Sean Scully (b. 1945 in Dublin, Ireland), painter, photographer and sculptor. His colourful paintings essentially consist of horizontal and vertical stripes; they evoke emotional landscapes and address the quality of light. He lives and works between Bavaria and New York.
Jeremy Shaw (b. 1977 in North Vancouver, Canada) works in a variety of media to explore altered states and the cultural and scientific practices that aspire to map transcendental experience. He lives and works in Berlin.
Liliane Tomasko (b. 1967 in Zurich), painter, whose work has been affected by an intensive investigation of dreams, the unconscious and the emotions. She lives and works between Bavaria and New York.
Naama Tsabar (b. 1982 in Tel Aviv). Her interactive and performative works, which combine elements of sculpture and music, of form and sound, actively involve the beholder. She lives and works in New York.
Don Van Vliet (a.k.a. Captain Beefheart, 1941–2010, USA) devoted himself to painting after his musical career, in which he redefined the boundaries of modern rock music. He created expressive compositions with a great improvisational freedom.

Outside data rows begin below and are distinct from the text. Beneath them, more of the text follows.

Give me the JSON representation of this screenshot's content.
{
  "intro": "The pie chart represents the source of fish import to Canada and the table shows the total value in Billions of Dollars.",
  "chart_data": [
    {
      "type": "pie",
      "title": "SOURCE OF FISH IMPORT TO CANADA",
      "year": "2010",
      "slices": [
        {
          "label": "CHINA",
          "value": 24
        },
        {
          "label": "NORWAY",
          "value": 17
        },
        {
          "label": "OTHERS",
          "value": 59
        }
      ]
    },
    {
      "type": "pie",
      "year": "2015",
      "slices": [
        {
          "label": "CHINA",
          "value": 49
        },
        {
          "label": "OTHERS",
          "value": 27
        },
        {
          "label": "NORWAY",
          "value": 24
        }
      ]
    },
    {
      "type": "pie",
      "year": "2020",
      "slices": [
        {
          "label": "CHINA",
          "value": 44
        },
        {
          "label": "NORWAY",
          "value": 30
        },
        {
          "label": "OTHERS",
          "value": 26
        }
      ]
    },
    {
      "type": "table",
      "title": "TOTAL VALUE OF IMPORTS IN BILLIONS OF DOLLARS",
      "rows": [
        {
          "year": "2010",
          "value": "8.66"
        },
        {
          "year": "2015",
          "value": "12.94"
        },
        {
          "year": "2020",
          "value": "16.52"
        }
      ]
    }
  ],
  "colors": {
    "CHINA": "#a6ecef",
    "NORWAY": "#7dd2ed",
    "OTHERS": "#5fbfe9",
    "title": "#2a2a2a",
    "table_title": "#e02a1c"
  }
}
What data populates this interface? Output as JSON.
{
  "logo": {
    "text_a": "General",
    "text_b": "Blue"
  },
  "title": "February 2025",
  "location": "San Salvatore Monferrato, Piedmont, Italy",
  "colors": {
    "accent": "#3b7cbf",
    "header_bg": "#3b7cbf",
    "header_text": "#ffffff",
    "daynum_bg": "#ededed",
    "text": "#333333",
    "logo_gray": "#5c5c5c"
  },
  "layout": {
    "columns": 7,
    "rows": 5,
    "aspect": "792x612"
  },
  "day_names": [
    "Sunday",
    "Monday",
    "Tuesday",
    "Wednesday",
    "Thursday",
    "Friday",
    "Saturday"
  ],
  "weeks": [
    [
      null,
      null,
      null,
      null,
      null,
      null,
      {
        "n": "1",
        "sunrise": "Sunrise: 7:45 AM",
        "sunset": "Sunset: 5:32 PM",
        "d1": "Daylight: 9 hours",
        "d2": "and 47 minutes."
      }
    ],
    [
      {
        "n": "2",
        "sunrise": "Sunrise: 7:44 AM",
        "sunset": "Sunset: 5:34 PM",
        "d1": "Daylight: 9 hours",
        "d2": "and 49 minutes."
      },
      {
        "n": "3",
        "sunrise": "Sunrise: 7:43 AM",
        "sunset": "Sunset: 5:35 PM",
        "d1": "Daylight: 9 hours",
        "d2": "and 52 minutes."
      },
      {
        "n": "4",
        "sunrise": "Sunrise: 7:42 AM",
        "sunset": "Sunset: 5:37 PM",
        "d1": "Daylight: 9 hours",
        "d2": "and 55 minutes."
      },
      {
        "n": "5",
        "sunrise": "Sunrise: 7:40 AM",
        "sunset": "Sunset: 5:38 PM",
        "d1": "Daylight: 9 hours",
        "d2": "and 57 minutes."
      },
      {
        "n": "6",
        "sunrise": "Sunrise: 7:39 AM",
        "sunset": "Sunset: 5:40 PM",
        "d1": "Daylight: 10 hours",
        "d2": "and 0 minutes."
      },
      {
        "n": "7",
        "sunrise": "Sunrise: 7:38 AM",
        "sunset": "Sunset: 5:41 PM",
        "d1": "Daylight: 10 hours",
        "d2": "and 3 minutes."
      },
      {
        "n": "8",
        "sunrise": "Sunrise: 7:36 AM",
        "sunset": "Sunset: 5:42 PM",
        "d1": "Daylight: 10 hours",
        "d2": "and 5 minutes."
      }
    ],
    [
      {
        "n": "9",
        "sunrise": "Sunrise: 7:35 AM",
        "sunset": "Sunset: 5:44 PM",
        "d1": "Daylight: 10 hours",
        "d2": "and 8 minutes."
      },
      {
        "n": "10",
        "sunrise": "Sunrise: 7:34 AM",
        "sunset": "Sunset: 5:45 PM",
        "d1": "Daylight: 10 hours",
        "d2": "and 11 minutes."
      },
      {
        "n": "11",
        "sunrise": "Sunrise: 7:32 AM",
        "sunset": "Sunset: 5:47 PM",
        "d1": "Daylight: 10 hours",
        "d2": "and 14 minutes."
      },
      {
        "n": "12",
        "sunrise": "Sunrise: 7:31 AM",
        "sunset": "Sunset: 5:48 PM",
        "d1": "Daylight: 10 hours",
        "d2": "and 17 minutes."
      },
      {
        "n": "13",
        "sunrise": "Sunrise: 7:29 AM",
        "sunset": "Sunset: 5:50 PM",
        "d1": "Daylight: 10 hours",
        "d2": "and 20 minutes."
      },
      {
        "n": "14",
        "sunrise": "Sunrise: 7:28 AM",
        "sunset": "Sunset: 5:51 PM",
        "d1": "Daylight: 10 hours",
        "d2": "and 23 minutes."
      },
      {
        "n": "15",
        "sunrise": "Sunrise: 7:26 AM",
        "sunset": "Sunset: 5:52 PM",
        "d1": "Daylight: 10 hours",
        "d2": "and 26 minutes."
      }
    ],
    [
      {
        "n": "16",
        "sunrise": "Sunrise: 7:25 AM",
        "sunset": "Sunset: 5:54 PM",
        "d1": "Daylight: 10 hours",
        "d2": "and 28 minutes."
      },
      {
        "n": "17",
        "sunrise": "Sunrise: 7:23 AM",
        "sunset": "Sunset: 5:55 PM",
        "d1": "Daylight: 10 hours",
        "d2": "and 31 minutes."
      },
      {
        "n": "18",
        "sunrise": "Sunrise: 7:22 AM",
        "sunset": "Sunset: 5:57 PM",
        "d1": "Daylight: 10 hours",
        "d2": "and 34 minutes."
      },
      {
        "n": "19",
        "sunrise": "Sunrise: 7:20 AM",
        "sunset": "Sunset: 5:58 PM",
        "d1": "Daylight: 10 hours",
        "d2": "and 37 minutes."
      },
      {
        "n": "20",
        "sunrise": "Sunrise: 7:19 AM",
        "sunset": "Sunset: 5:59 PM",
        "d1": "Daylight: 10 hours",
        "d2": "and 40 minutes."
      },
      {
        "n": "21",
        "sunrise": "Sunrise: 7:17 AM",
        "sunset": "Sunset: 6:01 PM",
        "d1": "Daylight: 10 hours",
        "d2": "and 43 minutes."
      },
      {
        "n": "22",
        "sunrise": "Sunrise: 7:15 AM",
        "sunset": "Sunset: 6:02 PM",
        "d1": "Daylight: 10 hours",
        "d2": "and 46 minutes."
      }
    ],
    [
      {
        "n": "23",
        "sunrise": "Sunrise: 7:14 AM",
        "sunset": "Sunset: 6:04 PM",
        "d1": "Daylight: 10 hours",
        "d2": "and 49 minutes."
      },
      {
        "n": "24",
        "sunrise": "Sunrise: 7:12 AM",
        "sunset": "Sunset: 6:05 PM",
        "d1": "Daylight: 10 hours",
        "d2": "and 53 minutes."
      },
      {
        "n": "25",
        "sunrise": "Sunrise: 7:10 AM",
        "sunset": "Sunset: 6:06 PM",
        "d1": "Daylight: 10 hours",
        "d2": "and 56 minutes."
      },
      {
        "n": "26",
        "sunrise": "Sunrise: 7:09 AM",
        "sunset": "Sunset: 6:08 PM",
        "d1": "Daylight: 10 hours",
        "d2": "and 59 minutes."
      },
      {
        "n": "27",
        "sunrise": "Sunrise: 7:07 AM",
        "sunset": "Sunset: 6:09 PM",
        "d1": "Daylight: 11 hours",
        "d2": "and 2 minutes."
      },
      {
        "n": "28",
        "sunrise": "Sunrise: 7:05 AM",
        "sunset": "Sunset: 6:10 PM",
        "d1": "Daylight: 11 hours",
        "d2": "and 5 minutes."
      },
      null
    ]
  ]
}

Marcelo Viquez (b. 1971 in Montevideo, Uruguay), multidisciplinary artist who works in a variety of media. Decontextualising objects and materials, he thrives on oxymorons that often become a key to otherwise cryptic pieces, frequently linked to music. He lives and works in Mallorca, Spain.
About the curator:
David Dorrell (b. 1962, London, England) is a cultural shape-shifter, music producer, manager and writer who has helped identify, shape and document the leading edge of popular culture for more than three decades. Grammy-nominated as a member of M/A/R/R/S (for the international number one, ‘Pump Up the Volume’, recognized by Rolling Stone magazine as one of the seminal releases of the 20th century). He presented John Giorno’s ‘Star 69: Dial-a-Poem-Relics’ at the 54th Venice Biennale (2011) and has ghosted Biennials, including Kochi-Muziris, Istanbul, and Berlin with his occasional art project ‘Slayer Pavilion’ (with Melissa Frost). He lives and works in Berlin.